Gli analisti hanno scelto di non assegnare un “Buy” al titolo a causa di della forte competizione nel modo dei social media e della probabile “assenza di profitto fino al 2019 in quanto i costi sono più legati al coinvolgimento e inoltre ci vorrà un po’ di tempo per aggiustare le proprie dimensioni”. A questo si aggiunge il parere che anche con una forte crescita dei ricavi e integrando la leva nelle stime, la valutazione è già a un buon livello, 12 volte gli utili previsti a 2,6 miliardi di dollari per il 2018”.
Stifel
Il team di Stifel ha dato al titolo un price target di 24 dollari e un rating “Hold”, aggiungendo che sarebbe più vicino a “Buy”, se scendesse sotto i 20 dollari.

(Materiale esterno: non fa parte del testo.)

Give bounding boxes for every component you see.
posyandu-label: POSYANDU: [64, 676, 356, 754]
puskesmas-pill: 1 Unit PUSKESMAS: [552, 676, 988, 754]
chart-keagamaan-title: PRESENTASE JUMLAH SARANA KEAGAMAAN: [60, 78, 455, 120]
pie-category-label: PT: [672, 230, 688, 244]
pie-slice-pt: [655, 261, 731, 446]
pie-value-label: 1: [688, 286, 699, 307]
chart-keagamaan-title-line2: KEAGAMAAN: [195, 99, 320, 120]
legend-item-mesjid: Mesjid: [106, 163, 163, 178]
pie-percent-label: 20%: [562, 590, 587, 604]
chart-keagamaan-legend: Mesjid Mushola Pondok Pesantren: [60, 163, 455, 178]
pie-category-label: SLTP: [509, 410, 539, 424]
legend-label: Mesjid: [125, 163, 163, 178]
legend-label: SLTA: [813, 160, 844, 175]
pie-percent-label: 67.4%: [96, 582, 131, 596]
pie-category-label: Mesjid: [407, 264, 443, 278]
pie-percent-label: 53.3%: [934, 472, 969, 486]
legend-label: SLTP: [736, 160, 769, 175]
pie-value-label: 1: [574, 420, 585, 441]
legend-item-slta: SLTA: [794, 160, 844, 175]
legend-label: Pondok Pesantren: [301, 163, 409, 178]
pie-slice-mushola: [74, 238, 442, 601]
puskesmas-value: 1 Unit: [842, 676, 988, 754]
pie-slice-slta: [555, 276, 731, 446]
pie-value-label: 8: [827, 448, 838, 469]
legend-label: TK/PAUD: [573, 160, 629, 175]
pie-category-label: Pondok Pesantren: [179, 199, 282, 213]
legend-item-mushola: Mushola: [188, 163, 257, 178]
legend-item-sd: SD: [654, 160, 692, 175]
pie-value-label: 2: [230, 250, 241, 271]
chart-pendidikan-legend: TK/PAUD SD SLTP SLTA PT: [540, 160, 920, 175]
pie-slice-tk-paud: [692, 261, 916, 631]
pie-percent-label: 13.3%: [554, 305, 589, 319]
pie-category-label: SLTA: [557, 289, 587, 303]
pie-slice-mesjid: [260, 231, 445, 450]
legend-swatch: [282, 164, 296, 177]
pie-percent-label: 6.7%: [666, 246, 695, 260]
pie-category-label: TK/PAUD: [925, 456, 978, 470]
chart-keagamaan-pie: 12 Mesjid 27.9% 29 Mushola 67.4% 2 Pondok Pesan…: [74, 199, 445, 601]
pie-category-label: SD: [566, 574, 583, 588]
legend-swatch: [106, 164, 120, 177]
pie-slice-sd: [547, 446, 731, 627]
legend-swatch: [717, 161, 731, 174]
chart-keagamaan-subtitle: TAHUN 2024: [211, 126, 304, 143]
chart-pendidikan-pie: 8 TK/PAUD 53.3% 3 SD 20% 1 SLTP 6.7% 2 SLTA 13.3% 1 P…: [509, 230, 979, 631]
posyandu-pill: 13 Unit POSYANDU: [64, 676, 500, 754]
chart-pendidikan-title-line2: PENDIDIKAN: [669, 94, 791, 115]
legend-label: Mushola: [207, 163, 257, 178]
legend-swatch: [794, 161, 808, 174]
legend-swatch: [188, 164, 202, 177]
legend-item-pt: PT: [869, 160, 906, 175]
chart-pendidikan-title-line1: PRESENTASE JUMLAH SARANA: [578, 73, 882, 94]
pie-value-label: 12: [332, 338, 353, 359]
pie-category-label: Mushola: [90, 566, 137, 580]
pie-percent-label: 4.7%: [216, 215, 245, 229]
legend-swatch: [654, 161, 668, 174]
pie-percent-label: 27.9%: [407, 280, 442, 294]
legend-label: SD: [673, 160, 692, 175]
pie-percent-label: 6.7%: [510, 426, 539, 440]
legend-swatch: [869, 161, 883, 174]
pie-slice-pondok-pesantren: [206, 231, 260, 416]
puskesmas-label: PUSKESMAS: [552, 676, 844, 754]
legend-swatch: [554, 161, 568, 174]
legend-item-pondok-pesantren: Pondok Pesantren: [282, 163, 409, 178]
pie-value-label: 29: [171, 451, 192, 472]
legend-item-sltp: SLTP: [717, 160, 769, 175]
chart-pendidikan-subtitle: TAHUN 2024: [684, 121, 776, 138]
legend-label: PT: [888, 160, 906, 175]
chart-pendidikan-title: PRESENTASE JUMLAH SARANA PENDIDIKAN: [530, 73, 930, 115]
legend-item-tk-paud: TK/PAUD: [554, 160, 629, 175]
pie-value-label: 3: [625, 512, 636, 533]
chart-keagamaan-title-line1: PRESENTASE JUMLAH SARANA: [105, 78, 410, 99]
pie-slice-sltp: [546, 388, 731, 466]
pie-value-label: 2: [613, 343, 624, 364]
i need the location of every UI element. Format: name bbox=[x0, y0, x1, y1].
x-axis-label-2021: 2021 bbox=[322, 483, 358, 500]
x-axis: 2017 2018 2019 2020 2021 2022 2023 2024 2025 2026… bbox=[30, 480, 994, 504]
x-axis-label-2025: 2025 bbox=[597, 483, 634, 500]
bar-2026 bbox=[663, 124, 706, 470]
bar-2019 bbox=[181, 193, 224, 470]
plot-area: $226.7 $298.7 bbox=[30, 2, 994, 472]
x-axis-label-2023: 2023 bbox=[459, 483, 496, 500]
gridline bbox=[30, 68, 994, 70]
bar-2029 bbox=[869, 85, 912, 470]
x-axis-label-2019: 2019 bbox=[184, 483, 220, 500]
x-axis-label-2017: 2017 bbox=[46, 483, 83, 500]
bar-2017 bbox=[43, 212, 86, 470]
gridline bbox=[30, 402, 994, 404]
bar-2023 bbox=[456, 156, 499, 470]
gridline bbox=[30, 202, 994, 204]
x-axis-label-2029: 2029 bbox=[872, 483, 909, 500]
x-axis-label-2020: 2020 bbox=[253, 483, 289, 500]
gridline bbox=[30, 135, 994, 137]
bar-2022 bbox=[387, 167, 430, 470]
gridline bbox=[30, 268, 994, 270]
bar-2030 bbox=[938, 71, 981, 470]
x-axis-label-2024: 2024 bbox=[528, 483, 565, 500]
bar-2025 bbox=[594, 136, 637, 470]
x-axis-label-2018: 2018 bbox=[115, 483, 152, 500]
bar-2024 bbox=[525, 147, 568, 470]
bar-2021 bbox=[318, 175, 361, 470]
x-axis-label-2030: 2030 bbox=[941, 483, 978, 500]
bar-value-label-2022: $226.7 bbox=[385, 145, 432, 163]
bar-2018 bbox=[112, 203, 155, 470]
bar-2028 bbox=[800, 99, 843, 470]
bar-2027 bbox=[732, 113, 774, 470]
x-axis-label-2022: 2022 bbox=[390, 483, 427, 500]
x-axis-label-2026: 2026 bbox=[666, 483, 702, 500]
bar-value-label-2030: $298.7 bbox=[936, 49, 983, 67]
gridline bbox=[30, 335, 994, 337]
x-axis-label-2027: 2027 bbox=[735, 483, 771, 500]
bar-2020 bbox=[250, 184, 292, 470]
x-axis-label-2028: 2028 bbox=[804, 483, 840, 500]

“Al prezzo corrente, crediamo che il titolo di Snap sembra riflettere il nostro ottimismo circa le prospettive di lungo termine della società. Valuteremmo più positivamente il rapporto rischi/benefici di Snap nel breve periodo se le azioni calassero sotto i 20 dollari, o se Snap superasse le stime di consenso alla pubblicazione dei suoi primi risultati trimestrali per il 2017. Sul lungo termine crediamo che Snap sia una delle poche società tech quotate in Borsa a oltre 10 miliardi di capitalizzazione di mercato con il potenziale di ritorni forti nei prossimi anni, sempre se riesce a realizzare la sua visione”.
RBC Capital Market
Forse Mark Mahaney di RBC Capital Market è il più grande fan di Snap finora. Ha dato al titolo un “Buy” e un price target di 31 dollari, sottolineando che gran parte degli inserzionisti di Snap hanno detto di voler aumentare la spesa sulla piattaforma. Così scrive il team di analisti di Mahaney:
“La nostra ricerca mostra una preferenza per Snap da parte di utenti più giovani [...] che visitano il sito più di 18 volte al giorno e ci passano tra i 25 e i 30 minuti ogni giorno… Il nostro studio Ad Age mostra una crescita dell’interesse intorno al sito, il 47% degli inserzionisti attuali programmano di aumentare la spesa e solo l’8% conta di diminuirla”.
Goldman Sachs
Gli analisti di Goldman Sachs hanno assegnato al titolo un rating “Buy” e un price target di 27 dollari, aggiungendo che la base di utenti di Snap attirerà un gran numero di inserzionisti grazie al suo alto tasso di coinvolgimento. Ma la domanda resta: la società è in grado di battere i suoi concorrenti e affermarsi a livello internazionale?
“Snap affronta sfide importanti da piattaforme molto più grandi, redditizie e dotate di risorse come Google e Facebook. Vediamo dei rischi concreti che ostacolano l’espansione internazionale della società e che indeboliscono tanto gli sforzi nel settore della vendita di spazi pubblicitari quanto quelli relativi alla parte tecnologica”.